La Casa de Nariño funciona como sede del Poder Ejecutivo desde 1846 y está ubicada en el centro histórico de Bogotá. Su arquitectura colonial y su valor patrimonial la convierten en uno de los edificios más representativos del Estado colombiano. Cualquier cambio en su uso tiene implicaciones simbólicas y logísticas para la Presidencia.
El giro se conoce cuando el país esperaba ver avances concretos hacia la conversión del edificio en un espacio de acceso ciudadano. La propuesta inicial había generado expectativa entre sectores que promueven la apertura de sedes oficiales al público, como ocurre con la Casa Rosada en Argentina o la Casa Blanca en Estados Unidos.
La marcha atrás reabre un debate ya conocido en Colombia: el uso que se le da a los inmuebles históricos del Estado. Cada presidente ha definido su propia dinámica de trabajo en la Casa de Nariño. Algunos han preferido despachar desde sus Residencias privadas o desde edificios anexos como el Ministerio del Interior.
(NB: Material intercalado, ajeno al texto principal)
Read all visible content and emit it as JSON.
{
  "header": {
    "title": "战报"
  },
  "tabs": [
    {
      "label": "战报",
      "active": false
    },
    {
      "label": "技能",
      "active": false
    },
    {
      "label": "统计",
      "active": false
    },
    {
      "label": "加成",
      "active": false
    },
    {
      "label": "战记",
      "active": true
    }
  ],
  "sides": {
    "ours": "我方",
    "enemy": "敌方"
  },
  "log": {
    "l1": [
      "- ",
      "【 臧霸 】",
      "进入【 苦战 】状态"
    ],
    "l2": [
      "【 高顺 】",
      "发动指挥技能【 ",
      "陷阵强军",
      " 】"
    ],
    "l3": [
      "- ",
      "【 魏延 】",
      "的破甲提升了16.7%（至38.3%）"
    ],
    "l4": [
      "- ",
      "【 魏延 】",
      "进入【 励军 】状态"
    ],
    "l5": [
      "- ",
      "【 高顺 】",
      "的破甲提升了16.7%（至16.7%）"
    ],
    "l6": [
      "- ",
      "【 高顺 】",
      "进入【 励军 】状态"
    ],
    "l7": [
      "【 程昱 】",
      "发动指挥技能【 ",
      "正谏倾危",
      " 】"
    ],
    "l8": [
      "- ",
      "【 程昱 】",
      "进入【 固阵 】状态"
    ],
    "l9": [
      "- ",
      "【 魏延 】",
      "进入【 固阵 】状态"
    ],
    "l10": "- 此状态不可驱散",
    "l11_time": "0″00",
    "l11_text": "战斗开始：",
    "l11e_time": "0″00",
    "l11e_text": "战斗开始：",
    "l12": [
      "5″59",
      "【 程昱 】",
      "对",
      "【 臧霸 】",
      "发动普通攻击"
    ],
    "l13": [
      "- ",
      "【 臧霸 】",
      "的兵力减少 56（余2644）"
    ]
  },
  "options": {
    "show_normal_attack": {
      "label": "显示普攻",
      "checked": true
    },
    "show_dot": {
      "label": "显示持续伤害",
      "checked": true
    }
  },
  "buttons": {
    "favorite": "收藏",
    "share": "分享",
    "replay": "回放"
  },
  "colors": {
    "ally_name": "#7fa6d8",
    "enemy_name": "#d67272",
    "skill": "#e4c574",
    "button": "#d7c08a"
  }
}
Para la ciudadanía, la decisión tiene efectos prácticos. Un despacho activo en la Casa de Nariño implica operativos de seguridad permanentes en la Plaza de Bolívar, restricciones de movilidad en el centro de la ciudad y protocolos de atención a delegaciones nacionales e internacionales que llegan al edificio.
La fuente consultada no detalla las razones del cambio de postura ni si la idea del museo queda descartada por completo o simplemente se aplaza. Tampoco se mencionan cronogramas ni fechas para una eventual apertura del edificio al público.
Según El Norte, el retorno a la Casa de Nariño ya está en marcha. El despacho presidencial funcionará nuevamente desde el edificio con el equipo habitual de trabajo, en una señal de normalidad administrativa tras meses de incertidumbre sobre la sede operativa del Gobierno.
Queda por ver si la promesa del museo reaparece en el discurso presidencial o si queda archivada. Lo concreto hoy es que la sede de la Presidencia volverá a ser el centro de la actividad diaria del Gobierno nacional, con todo lo que eso implica para la logística y la seguridad en el corazón de Bogotá.